One big hurdle over its continued use is the question of payment parity. The recently-passed omnibus bill took care of a lot of regulatory and legislative hurdles regarding telehealth, but was silent on the issue of reimbursement.

Legislative action has been lacking on this issue because the authority to set reimbursement is done through existing CMS authority. The biggest change that occurred during the pandemic for CMS to determine, that Congress has deferred, is this higher rate of reimbursement generally.

CMS makes payment decisions in the annual physician fee schedule. Providers will get notice around July 4 when the agency releases its draft proposal of rates and other policies. Stakeholders will then get 90 days to respond before CMS releases its final rule that would take effect on January 1, 2024.

Medicare added over 100 billing codes for the duration of the public health emergency. Telehealth visits billed to Medicare are currently paid at the same fee-for-service rate as an in-person visit.

The current payment parity is based on facility rates. Prior to the pandemic, telehealth was reimbursed on a limited basis, for example, when the person receiving the service was in a designated rural area or when they left their home and went to a clinic, hospital or other medical facility for the service.

During the pandemic CMS initiated higher reimbursement at non-facilities, such as a patient’s home. CMS will continue this higher rate of Medicare reimbursement for 2023.

Commercial insurers are regulated by state law. Half of states have passed payment parity laws. In the other half, commercial plans vary widely regarding what they will cover and the rate at which they’ll reimburse. This is true even for the same insurer across states.

Even major players will vary significantly from state to state.
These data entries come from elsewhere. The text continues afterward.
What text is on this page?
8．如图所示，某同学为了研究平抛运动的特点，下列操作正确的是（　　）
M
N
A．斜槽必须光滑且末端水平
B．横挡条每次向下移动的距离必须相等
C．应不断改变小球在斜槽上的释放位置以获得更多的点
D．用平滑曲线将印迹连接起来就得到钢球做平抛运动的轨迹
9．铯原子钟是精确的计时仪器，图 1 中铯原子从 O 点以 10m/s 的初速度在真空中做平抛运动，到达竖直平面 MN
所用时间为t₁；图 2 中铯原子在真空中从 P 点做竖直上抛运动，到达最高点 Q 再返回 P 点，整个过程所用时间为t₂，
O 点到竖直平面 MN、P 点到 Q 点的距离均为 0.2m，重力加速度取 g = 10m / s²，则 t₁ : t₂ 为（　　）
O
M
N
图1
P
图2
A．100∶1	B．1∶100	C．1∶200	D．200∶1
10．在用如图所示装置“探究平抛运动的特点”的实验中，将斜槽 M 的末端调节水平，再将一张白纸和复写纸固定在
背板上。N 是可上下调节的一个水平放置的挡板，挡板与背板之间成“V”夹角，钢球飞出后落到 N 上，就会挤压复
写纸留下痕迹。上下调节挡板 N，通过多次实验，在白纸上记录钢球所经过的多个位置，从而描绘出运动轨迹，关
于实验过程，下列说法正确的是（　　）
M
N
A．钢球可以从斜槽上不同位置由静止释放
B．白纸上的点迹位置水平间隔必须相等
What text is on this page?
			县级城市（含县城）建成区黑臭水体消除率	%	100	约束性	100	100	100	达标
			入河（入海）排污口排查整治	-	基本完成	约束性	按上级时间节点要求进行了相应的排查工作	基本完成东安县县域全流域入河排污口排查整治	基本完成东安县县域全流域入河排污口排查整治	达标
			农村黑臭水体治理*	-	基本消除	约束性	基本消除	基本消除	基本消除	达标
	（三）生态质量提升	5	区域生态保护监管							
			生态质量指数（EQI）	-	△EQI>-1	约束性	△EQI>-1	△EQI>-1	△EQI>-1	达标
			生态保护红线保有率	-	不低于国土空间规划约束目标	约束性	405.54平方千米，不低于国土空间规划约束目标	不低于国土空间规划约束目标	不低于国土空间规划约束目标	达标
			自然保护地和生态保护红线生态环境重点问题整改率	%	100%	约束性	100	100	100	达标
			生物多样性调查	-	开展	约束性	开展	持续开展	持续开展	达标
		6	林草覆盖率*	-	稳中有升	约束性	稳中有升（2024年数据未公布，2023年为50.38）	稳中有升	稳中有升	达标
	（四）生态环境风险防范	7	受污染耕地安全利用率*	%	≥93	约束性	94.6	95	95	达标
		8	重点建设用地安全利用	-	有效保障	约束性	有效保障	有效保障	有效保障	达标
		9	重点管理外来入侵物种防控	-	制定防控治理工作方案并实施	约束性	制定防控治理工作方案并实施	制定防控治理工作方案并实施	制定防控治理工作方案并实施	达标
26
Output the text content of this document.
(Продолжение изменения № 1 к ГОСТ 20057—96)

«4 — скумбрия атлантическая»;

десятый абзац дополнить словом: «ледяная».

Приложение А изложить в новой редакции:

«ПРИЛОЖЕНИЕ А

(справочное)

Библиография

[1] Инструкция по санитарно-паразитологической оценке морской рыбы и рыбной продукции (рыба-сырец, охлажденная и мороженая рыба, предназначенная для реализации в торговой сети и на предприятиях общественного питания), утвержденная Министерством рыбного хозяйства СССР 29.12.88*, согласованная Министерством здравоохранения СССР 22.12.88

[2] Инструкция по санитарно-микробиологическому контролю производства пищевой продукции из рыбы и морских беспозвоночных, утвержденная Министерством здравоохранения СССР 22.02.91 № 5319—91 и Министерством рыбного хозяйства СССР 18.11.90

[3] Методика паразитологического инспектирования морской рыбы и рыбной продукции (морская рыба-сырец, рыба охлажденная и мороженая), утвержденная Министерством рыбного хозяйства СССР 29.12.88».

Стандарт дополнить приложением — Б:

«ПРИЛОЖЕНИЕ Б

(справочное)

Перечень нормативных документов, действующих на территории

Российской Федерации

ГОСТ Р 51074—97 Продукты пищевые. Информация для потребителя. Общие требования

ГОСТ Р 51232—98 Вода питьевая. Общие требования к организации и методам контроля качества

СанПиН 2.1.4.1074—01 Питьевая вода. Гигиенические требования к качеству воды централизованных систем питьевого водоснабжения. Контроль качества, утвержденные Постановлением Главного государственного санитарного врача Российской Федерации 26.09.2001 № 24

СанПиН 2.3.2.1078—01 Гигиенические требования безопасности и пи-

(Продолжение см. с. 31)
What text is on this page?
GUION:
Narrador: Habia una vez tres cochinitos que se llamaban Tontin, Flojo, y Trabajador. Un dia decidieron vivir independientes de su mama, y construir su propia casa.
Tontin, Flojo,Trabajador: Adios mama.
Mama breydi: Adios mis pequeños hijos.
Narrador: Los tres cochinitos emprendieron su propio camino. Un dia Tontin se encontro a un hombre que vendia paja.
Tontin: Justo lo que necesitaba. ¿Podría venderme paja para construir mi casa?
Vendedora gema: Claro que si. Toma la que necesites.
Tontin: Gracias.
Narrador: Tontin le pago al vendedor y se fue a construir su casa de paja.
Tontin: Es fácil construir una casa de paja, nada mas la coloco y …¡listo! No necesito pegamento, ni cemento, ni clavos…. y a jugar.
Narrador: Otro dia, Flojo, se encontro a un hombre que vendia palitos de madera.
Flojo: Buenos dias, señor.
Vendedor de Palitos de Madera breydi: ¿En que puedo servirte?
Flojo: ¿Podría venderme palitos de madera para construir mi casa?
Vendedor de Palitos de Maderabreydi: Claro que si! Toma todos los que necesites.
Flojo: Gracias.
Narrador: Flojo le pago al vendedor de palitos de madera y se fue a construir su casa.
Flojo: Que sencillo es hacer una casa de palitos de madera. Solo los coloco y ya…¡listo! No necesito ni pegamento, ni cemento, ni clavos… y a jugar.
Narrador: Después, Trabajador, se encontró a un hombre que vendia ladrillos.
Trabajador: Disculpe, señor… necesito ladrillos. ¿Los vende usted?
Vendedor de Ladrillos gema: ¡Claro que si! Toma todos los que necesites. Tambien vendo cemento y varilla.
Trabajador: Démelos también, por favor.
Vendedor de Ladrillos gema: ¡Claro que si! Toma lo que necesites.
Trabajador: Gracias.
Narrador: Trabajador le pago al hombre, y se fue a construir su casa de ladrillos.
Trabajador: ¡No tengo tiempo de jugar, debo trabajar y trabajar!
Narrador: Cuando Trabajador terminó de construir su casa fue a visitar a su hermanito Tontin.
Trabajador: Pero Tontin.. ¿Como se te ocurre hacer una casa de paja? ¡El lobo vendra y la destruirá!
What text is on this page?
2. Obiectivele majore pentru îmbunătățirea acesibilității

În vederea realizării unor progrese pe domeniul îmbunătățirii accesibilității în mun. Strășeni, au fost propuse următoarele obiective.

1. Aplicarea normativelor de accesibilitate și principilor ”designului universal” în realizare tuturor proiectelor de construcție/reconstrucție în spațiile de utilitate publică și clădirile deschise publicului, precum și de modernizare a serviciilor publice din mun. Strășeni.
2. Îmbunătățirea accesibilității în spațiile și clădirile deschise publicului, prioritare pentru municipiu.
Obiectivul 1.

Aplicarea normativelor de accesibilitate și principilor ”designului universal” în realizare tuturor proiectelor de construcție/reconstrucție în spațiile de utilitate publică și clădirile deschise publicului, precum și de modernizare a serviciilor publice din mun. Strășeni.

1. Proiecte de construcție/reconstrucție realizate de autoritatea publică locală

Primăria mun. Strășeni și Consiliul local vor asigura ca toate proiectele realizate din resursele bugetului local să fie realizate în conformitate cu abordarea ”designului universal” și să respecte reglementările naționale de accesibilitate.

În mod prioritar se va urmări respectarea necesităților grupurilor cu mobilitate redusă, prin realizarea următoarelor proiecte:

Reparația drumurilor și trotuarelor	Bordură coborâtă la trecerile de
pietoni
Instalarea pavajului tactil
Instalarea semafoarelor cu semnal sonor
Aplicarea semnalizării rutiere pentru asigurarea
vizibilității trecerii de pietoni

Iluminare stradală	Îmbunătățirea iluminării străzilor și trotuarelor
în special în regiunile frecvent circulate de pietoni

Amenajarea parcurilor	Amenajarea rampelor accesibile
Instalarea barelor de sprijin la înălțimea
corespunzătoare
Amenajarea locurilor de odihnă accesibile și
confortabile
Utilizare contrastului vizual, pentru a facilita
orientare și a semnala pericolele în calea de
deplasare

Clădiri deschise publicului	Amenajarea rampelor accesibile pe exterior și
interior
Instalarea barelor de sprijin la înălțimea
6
CMS has removed Medicare restrictions on providing services across state lines, but this doesn’t negate state law.


Whatever CMS decides for reimbursement after 2023, telehealth is here to stay.

“Patients want to continue to have it, providers want to deliver it,” the vice president said. “We’ve got the positive momentum behind this.”

In 2020, telehealth use exploded in medical encounters and it’s still 65% times higher than numbers from before 2020. However, telehealth utilization has slowed by close to 4% as of October 2022, according to a monthly telehealth regional tracker.

The question of reimbursement is critical, and there are other federal and state impediments to be worked out.

The ATA is supporting the continued higher rate of non-facility reimbursement. It also supports flexibility in negotiated rates between payers and providers in value-based contracts that don’t depend on fee-for-service reimbursement.